This week on Gridlock Break, join us as we welcome three leaders in their respective fields to discuss the impact of the COVID-19 epidemic.
Vice President Dan Quayle ran as George H.W. Bush’s Vice Presidential running mate in 1988, and served in that role until 1993. Since 1999, he has been Chairman of Global Investments at the private equity firm, Cerberus Capital Management. While serving under President Bush, Vice President Quayle was regarded as one of the most active vice presidents, specifically in regard to foreign policy. As he views the post-COVID era, he is concerned by the expected decline of globalism and the tension growing in the relationship between the US and China. As the world becomes increasingly nationalistic, the competition between the two countries will also increase.

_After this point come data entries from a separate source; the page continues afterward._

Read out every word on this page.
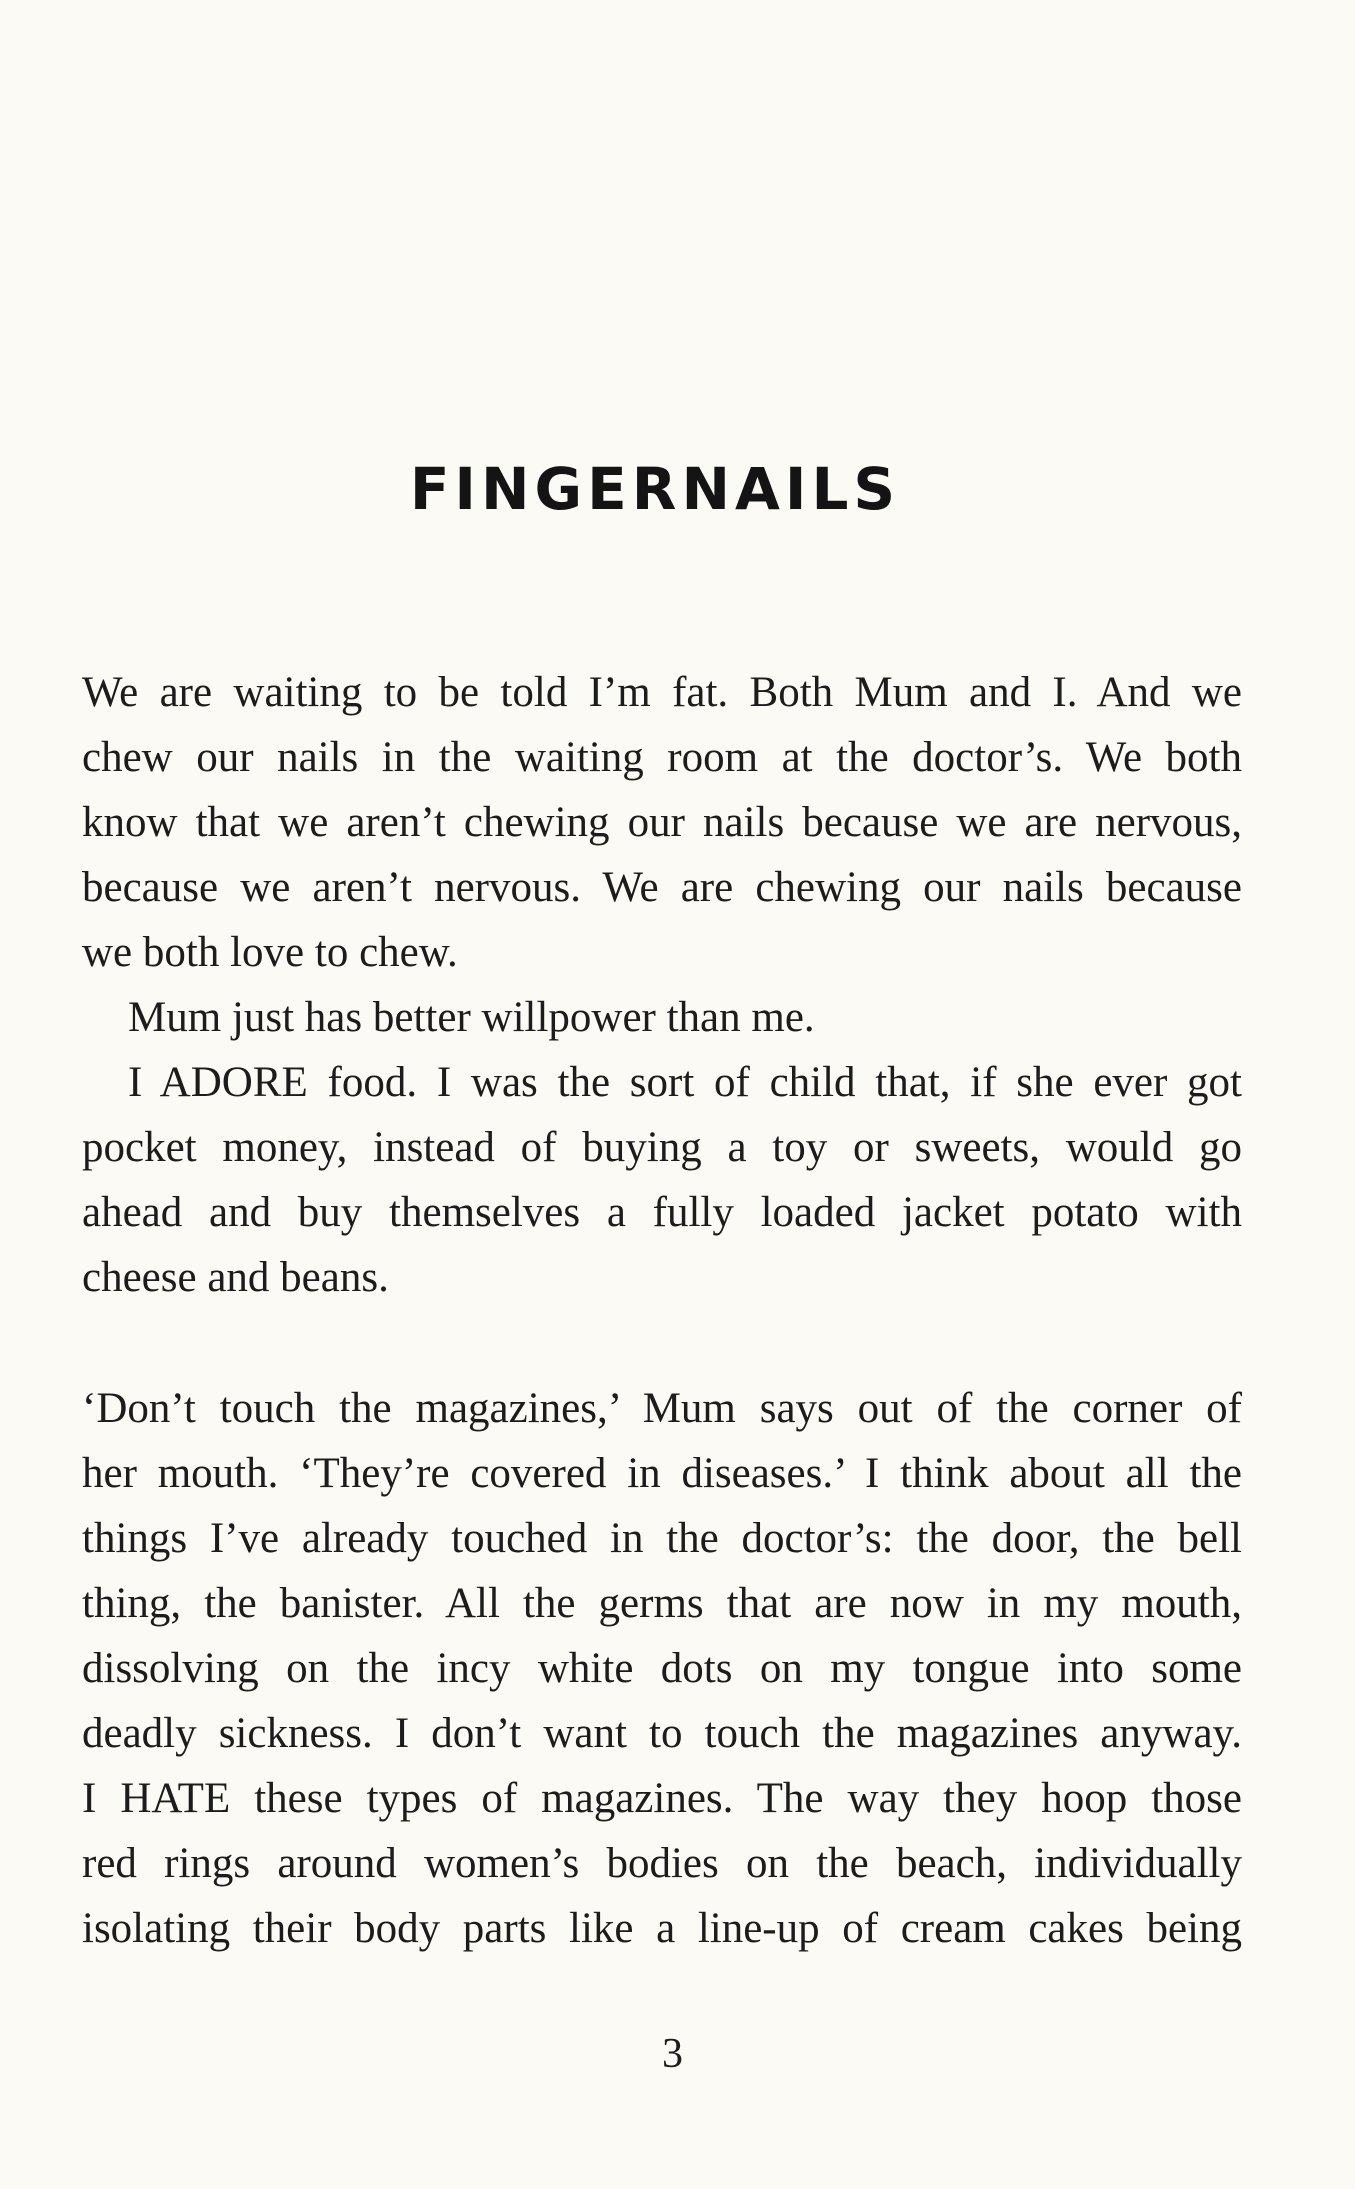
FINGERNAILS
We are waiting to be told I’m fat. Both Mum and I. And we
chew our nails in the waiting room at the doctor’s. We both
know that we aren’t chewing our nails because we are nervous,
because we aren’t nervous. We are chewing our nails because
we both love to chew.
Mum just has better willpower than me.
I ADORE food. I was the sort of child that, if she ever got
pocket money, instead of buying a toy or sweets, would go
ahead and buy themselves a fully loaded jacket potato with
cheese and beans.
‘Don’t touch the magazines,’ Mum says out of the corner of
her mouth. ‘They’re covered in diseases.’ I think about all the
things I’ve already touched in the doctor’s: the door, the bell
thing, the banister. All the germs that are now in my mouth,
dissolving on the incy white dots on my tongue into some
deadly sickness. I don’t want to touch the magazines anyway.
I HATE these types of magazines. The way they hoop those
red rings around women’s bodies on the beach, individually
isolating their body parts like a line-up of cream cakes being
3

Alan Dershowitz is a lawyer and a scholar of constitutional and criminal law. He retired in 2013 after almost 50 years teaching at Harvard Law School. He has also been involved in a number of high-profile cases, including OJ Simpson, Harvey Weinstein, and Donald Trump’s impeachment. He discusses the recent Op-Ed in the New York Times by Senator Tom Cotton that led to the resignations of two NYT editors. He notes the trend among media outlets on both sides of the aisle to present only similar opinions and perspectives, banning commentators or authors who might represent other points of view.
Mayor David Holt became mayor of Oklahoma CIty in 2018, voted in with 78% of the vote. Mayor Brian Barnett has served as mayor of Rochester Hills, Michigan since 2006. He also serves as President of the U.S. Conference of Mayors. Both mayor’s discuss the impact of COVID-19 on their cities and their responses. Mayor Holt explains that Oklahoma CIty began to experience COVID-19 rather late in comparison to other cities and states, and that allowed for a faster and stricter response in the first week that he credits with their lower numbers. Mayor Barnett laments the reality that whether you wear a mask or not seems to be an advertisement for your political allegiances.